La réussite de Ferre et de Fally a donné certes de l’aile à tous les ambitieux qui veulent voler de leurs propres ailes sous la bannière de la 5ème génération. Mais Autant que le changement d’un président de la République ne signifie pas nécessairement le changement d’une république, la recomposition du leadership musical en faveur des jeunes ne voudrait aucunement dire changement de génération. Il faut vraiment ôter cette confusion dans la tête des uns et des autres : le changement d’une génération musicale n’est pas une affaire d’âge ni celle de charisme, mais plutôt celle d’une rupture avec le passé, et des apports nouveaux acceptés dans la prestation musicale, dit François Mantwila, ancien musicien de l’African Jazz du Grand Kallé Jeff, rentré au pays après un séjour d’une vingtaine d’années au pays de l’oncle Sam, actuellement professeur de Solfège à l’INA.

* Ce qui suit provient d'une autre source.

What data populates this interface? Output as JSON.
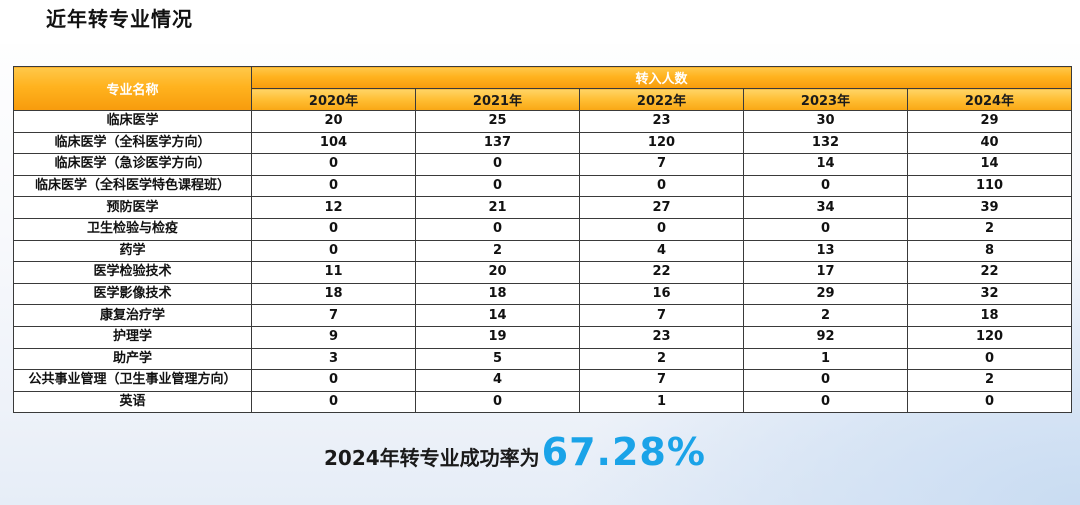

Ce dernier attribue la confusion qui règne actuellement autour de la cinquième génération musicale au fait qu’étant presque tous des autodidactes, nos musiciens ne connaissent même pas les normes qui régissent la musique. Pour lui, la cinquième génération viendra de l’émergence de ceux qui font de la musique une science à part entière, notamment les étudiants de l’INA et les jeunes congolais évoluant outre-mer, obligés parfois malgré eux d’apprendre le solfège pour bien évoluer dans le monde musical occidental. Tabu Ley par exemple et Franco de Mi Amor ont dû survoler trois générations musicales avant de rendre le tablier pour le premier, et de rendre l’âme pour le second. Lassa Carlito était bien jeune quand il a fait ses premières armes dans la musique dite de la « troisième génération », constate-il.

A la lumière de ce qui précède, nous ferons œuvre utile de recommander à nos jeunes artistes, certes impatients de bouter leurs aînés hors du panthéon de la musique, de la patience, de la tempérance et de la modestie : la cinquième génération de la musique congolaise viendra un jour, avec ou sans eux. Mais pour le moment, elle est à créer, et tant qu’ils continueront à mettre en exergue, bien sûr chacun avec son tempérament, leurs talents musicaux selon les prescrits de la 4ème génération, ils seront sûrement intronisés comme les nouveaux rois de la musique congolaise moderne, mais ils resteront, qu’ils le veuillent ou non, des simples acteurs, pourquoi pas des grands acteurs de la quatrième génération musicale.